Laminitis is frustrating for veterinarians because current knowledge and understanding of the pathophysiology and progression of the disease are incomplete, limiting efforts to prevent and treat this devastating disease successfully. Scientific investigations have shed light on the pathophysiologic events involved with laminitis; however, additional studies are needed to unravel the remaining mysteries regarding the initiation and propagation of laminitis. Currently, numerous and varied therapies are used to prevent and treat laminitis; however, clinicians' preferences and impressions regarding the most effective treatments are based on an incomplete understanding of the initiating events in this disease. Because of the gaps in knowledge of the pathophysiology of laminitis, the effectiveness of the currently used treatments is inconsistent at best. In some cases in vogue therapies may actually be detrimental to laminar healing. Therefore developing a more thorough understanding of the cascade of events involved with the onset and propagation of acute laminitis should help veterinarians develop more rational, effective, and cost-efficient therapies.

Clinical Signs and Diagnosis

Laminitis is a disease that can affect all four feet; however, laminitis most commonly affects the forelimbs because they bear approximately 60% of the mass of the horse.3 The increased load of the forelimbs compared with the hindlimbs is thought to account for the increased occurrence of laminitis in the forelimbs. To define better the severity of clinical signs exhibited by horses, Obel established a grading system in 1948. Grade 1 is the least severe and states that the horse alternately and incessantly lifts the feet and that lameness is not evident at a walk but is evident at a trot as a short, stilted gait. Horses that walk with a stilted gait but still have a foot lifted are classified as grade 2. Horses with grade 3 laminitis move reluctantly and vigorously resist lifting of a foot. The most severe classification is grade 4, noted by the horse refusing to move unless forced.11 Other clinical signs characteristic of laminitis are heat present over the dorsal surface of the hoof wall, bounding of the digital pulse (increase in the difference between the systolic and diastolic digital arterial pressure), sensitivity to hoof testers, swelling of the coronary band, and alteration of stance to redistribute weight to the hindlimbs (sawhorse stance or rocking of weight to the hindlimbs) if laminitis is principally affecting the front limbs. More severe signs are a dropped sole or palpation of a depression located at the level of the coronary band, both indications of rotation or distal displacement (sinking) of the distal phalanx within the hoof wall.5,12 Lateral radiographs of the digit are indicated for detection of rotation and distal displacement of the distal phalanx within the hoof capsule.

Histopathologic Findings

Following the onset of lameness, the initial histologic alteration occurs in the digital vasculature, including swelling of the endothelial cells and mild edema formation.13 Laminar capillaries become obstructed with erythrocytes within 8 hours. Within 6 to 12 hours, a perivascular leukocyte infiltration occurs that then dissipates as the inflammatory cells migrate into the epidermal layer. Arteriolar endothelial cells become deformed because of cytoplasmic processes that extend into the lumen. Microvascular thrombi and accompanying severe edema formation occur within 24 hours, and hemorrhage occurs within the primary dermal laminae by 72 hours.

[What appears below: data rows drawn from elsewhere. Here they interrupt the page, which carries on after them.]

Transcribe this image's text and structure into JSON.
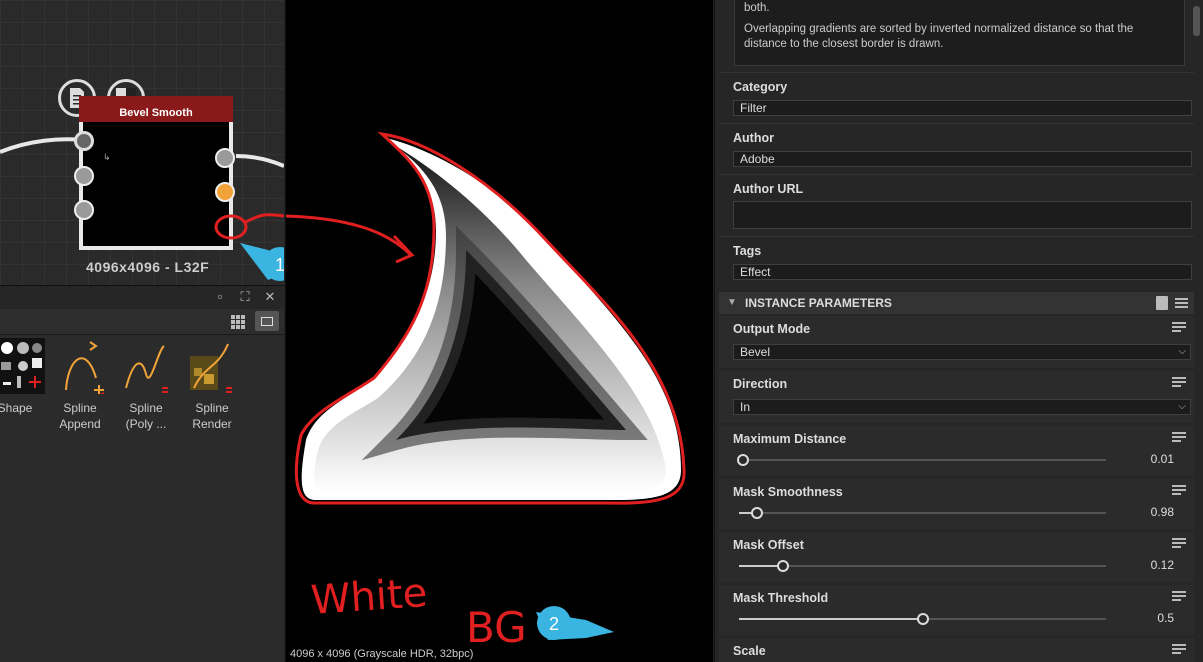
{
  "graph": {
    "node_title": "Bevel Smooth",
    "node_resolution": "4096x4096 - L32F",
    "port_glyph": "↳",
    "document_button_icon": "document-icon",
    "checker_button_icon": "checker-icon"
  },
  "library": {
    "items": [
      {
        "label_line1": "Shape",
        "label_line2": ""
      },
      {
        "label_line1": "Spline",
        "label_line2": "Append"
      },
      {
        "label_line1": "Spline",
        "label_line2": "(Poly ..."
      },
      {
        "label_line1": "Spline",
        "label_line2": "Render"
      }
    ]
  },
  "viewer": {
    "status": "4096 x 4096 (Grayscale HDR, 32bpc)",
    "annotation_text_1": "White",
    "annotation_text_2": "BG",
    "badge_1": "1",
    "badge_2": "2"
  },
  "properties": {
    "description_line1": "both.",
    "description_line2": "Overlapping gradients are sorted by inverted normalized distance so that the",
    "description_line3": "distance to the closest border is drawn.",
    "category_label": "Category",
    "category_value": "Filter",
    "author_label": "Author",
    "author_value": "Adobe",
    "author_url_label": "Author URL",
    "author_url_value": "",
    "tags_label": "Tags",
    "tags_value": "Effect",
    "section_title": "INSTANCE PARAMETERS",
    "output_mode_label": "Output Mode",
    "output_mode_value": "Bevel",
    "direction_label": "Direction",
    "direction_value": "In",
    "max_distance_label": "Maximum Distance",
    "max_distance_value": "0.01",
    "max_distance_level": 0.01,
    "mask_smoothness_label": "Mask Smoothness",
    "mask_smoothness_value": "0.98",
    "mask_smoothness_level": 0.05,
    "mask_offset_label": "Mask Offset",
    "mask_offset_value": "0.12",
    "mask_offset_level": 0.12,
    "mask_threshold_label": "Mask Threshold",
    "mask_threshold_value": "0.5",
    "mask_threshold_level": 0.5,
    "scale_label": "Scale"
  },
  "colors": {
    "node_header": "#8a1a1a",
    "annotation_red": "#e02020",
    "badge_blue": "#3ab4e0",
    "port_orange": "#f1a33a"
  }
}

Primary histologic alterations of the laminae occur within 8 hours after lameness develops.13 Initially, thinning and lengthening of the lamellar structures is accompanied by reduction, flattening, and displacement of epithelial cells. The secondary laminae become redirected such that laminae nearer the base of the dermal lamina are directed toward the coffin bone and those nearer the laminar tips are directed toward the hoof wall. Morphologic alterations following epithelial cell damage include swelling, vacuolization, nuclear swelling and pyknosis, and leukocytic infiltration of the secondary epidermal lamina, which is observable as early as 24 hours after the onset of lameness.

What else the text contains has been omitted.